Ahora bien, ¿encuéntrase que, si admitimos que nuestro conocimiento de experiencia se rige por los objetos como cosas en sí mismas, lo incondicionado no pude ser pensado sin contradicción; y que en cambio, desaparece la contradicción, si admitimos que nuestra representación de las cosas, como ellas nos son dadas, no se rige por ellas como cosas en sí mismas, sino que más bien estos efectos, como fenómenos, se rigen por nuestro modo de representación? ¿Encuéntrase por consiguiente que lo condicionado ha de hallarse no en las cosas en cuanto las conocemos (nos son dadas), pero sí en ellas en cuanto no las conocemos, o sea como cosas en sí mismas? Pues entonces se muestra que lo que al comienzo admitíamos solo por vía de ensayo, está fundado. Ahora bien, después de haber negado a la razón especulativa todo progreso en ese campo de lo suprasensible, quédanos por ensayar si ella no encuentra, en su conocimiento práctico, datos para determinar aquel concepto trascendente de razón, aquel concepto de lo incondicionado y, de esa manera, conformándose al deseo de la metafísica, llegar más allá de los límites de toda experiencia posible con nuestro conocimiento a priori, aunque sólo en un sentido práctico. Con su proceder, la razón especulativa nos ha proporcionado por lo menos sitio para semejante ampliación, aunque haya tenido que dejarlo vacío, autorizándonos por tanto, más aún, exigiéndonos ella misma que lo llenemos, si podemos, con sus datos prácticos.

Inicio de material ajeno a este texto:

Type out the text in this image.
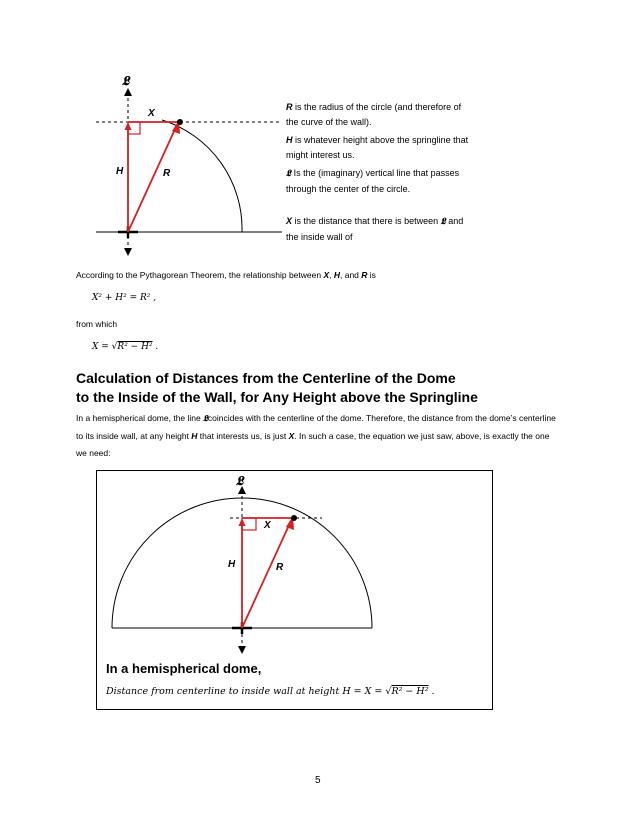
𝕷
X
H	R
R is the radius of the circle (and therefore of the curve of the wall).
H is whatever height above the springline that might interest us.
𝕷 Is the (imaginary) vertical line that passes through the center of the circle.
X is the distance that there is between 𝕷 and the inside wall of
According to the Pythagorean Theorem, the relationship between X, H, and R is
X² + H² = R² ,
from which
X = √R² − H² .
Calculation of Distances from the Centerline of the Dome
to the Inside of the Wall, for Any Height above the Springline
In a hemispherical dome, the line 𝕷coincides with the centerline of the dome. Therefore, the distance from the dome’s centerline to its inside wall, at any height H that interests us, is just X. In such a case, the equation we just saw, above, is exactly the one we need:
𝕷
X
H	R
In a hemispherical dome,
Distance from centerline to inside wall at height H = X = √R² − H² .
5
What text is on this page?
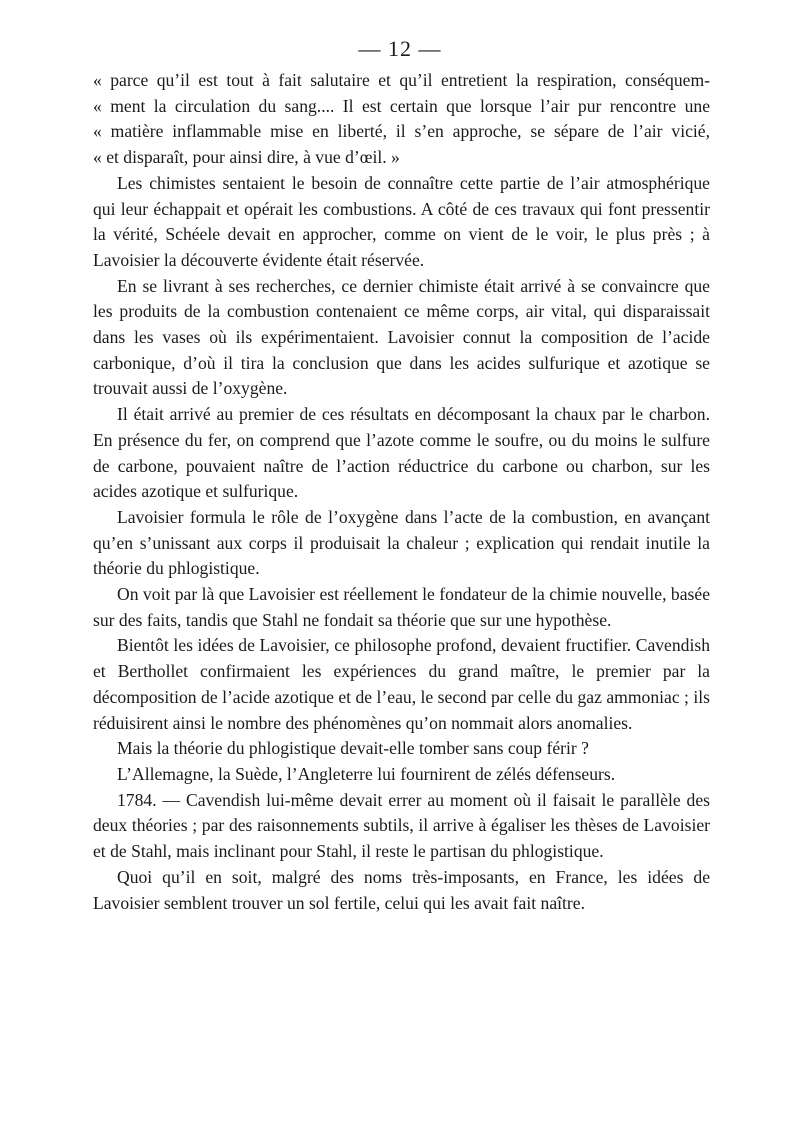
— 12 —
« parce qu’il est tout à fait salutaire et qu’il entretient la respiration, conséquem-
« ment la circulation du sang.... Il est certain que lorsque l’air pur rencontre une
« matière inflammable mise en liberté, il s’en approche, se sépare de l’air vicié,
« et disparaît, pour ainsi dire, à vue d’œil. »

Les chimistes sentaient le besoin de connaître cette partie de l’air atmosphérique qui leur échappait et opérait les combustions. A côté de ces travaux qui font pressentir la vérité, Schéele devait en approcher, comme on vient de le voir, le plus près ; à Lavoisier la découverte évidente était réservée.

En se livrant à ses recherches, ce dernier chimiste était arrivé à se convaincre que les produits de la combustion contenaient ce même corps, air vital, qui disparaissait dans les vases où ils expérimentaient. Lavoisier connut la composition de l’acide carbonique, d’où il tira la conclusion que dans les acides sulfurique et azotique se trouvait aussi de l’oxygène.

Il était arrivé au premier de ces résultats en décomposant la chaux par le charbon. En présence du fer, on comprend que l’azote comme le soufre, ou du moins le sulfure de carbone, pouvaient naître de l’action réductrice du carbone ou charbon, sur les acides azotique et sulfurique.

Lavoisier formula le rôle de l’oxygène dans l’acte de la combustion, en avançant qu’en s’unissant aux corps il produisait la chaleur ; explication qui rendait inutile la théorie du phlogistique.

On voit par là que Lavoisier est réellement le fondateur de la chimie nouvelle, basée sur des faits, tandis que Stahl ne fondait sa théorie que sur une hypothèse.

Bientôt les idées de Lavoisier, ce philosophe profond, devaient fructifier. Cavendish et Berthollet confirmaient les expériences du grand maître, le premier par la décomposition de l’acide azotique et de l’eau, le second par celle du gaz ammoniac ; ils réduisirent ainsi le nombre des phénomènes qu’on nommait alors anomalies.

Mais la théorie du phlogistique devait-elle tomber sans coup férir ?

L’Allemagne, la Suède, l’Angleterre lui fournirent de zélés défenseurs.

1784. — Cavendish lui-même devait errer au moment où il faisait le parallèle des deux théories ; par des raisonnements subtils, il arrive à égaliser les thèses de Lavoisier et de Stahl, mais inclinant pour Stahl, il reste le partisan du phlogistique.

Quoi qu’il en soit, malgré des noms très-imposants, en France, les idées de Lavoisier semblent trouver un sol fertile, celui qui les avait fait naître.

En ese ensayo de variar el proceder que ha seguido hasta ahora la metafísica, emprendiendo con ella una completa revolución, según los ejemplos de los geómetras y físicos, consiste el asunto de esta crítica de la razón pura especulativa. Es un tratado del método, no un sistema de la ciencia misma; pero sin embargo, bosqueja el contorno todo de la ciencia, tanto en lo que se refiere a sus límites, como también a su completa articulación interior.